Mi madre asintió. Cortó con cuidado su propio pedazo y lo compartió con mi abuela. Era la única forma de demostrar que habían abandonado sus creencias, comer un alimento prohibido por la Torah. Ambas se miraron, cómplices, antes de cometer aquel pecado.
—¿Qué hay de los niños? —preguntó el soldado, mientras se limpiaba la comisura de los labios con los dedos. Había comprobado en su paladar que mi madre no mentía—. No me gustaría que se quedaran sin probar algo tan delicioso.
—Mi hija no puede comerlo. Está enferma —dijo mi madre, rápidamente. No quería que nosotros nos convirtiéramos también en pecadores. Confiaba en Elohim, pero prefería no tentar a la suerte y condenar nuestra alma.
—Entonces el chico.
Fue la primera vez que vi a mi madre dudar. No sabía cómo debía de intervenir para que yo no probara ni un solo bocado de aquel alimento prohibido y a la vez librarse de un castigo terrible por fingir nuestra conversión y tomar el nombre de Dios en vano. Sin embargo, fui yo el que tomó la decisión por ella.

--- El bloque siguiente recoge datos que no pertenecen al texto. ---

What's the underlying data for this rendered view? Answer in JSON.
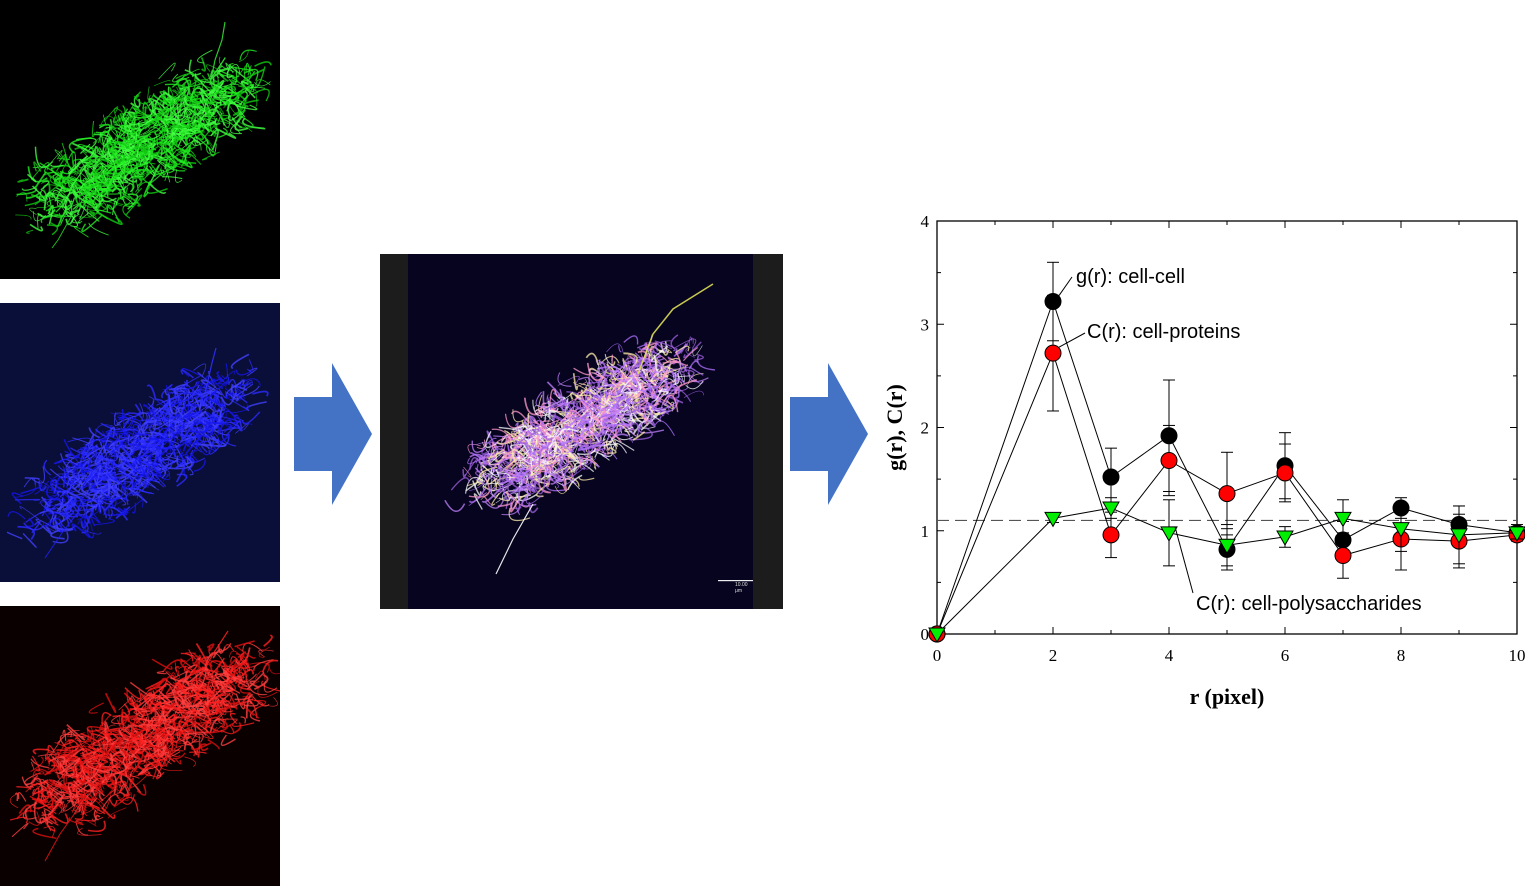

Cogí un buen pedazo de la bulema y me lo comí sin ningún remordimiento. Mi madre y mi abuela creían fielmente en las creencias de su pueblo, pero yo no. Me había criado en una isla en la que convivían tres religiones diferentes, había aprendido de las tres y había renegado de todas ellas. ¿Cómo podía estar en lo cierto al afirmar cuál verdadera? ¿Cómo podía saber que aquella que se me había inculcado desde el nacimiento era la correcta? Creía en Elohim y su palabra, pero no al nivel de mi familia, así que no podía sentirme tan culpable.
El soldado me miró, orgulloso, esbozó una sonrisa y se marchó por donde había venido, cerrando la puerta a sus espaldas. Inmediatamente, mi madre me abrazó, llorando. Yo la abracé también, mientras mi abuela rezaba. Ambas eran dos personas increíbles, capaces de sacrificar su alma por el bien de los suyos y por no perder a nadie en el camino a un exilio injusto o bajo la hoja de algún soldado cristiano, como habían muerto mi padre y mi abuelo muchos años atrás. A nuestra familia le había tocado vivir tiempos oscuros y si lo único que debíamos hacer para sobrevivir era aprendernos otras enseñanzas, asistir a los oficios y comer bulema con saim mientras adorábamos en secreto a Elohim, lo haríamos.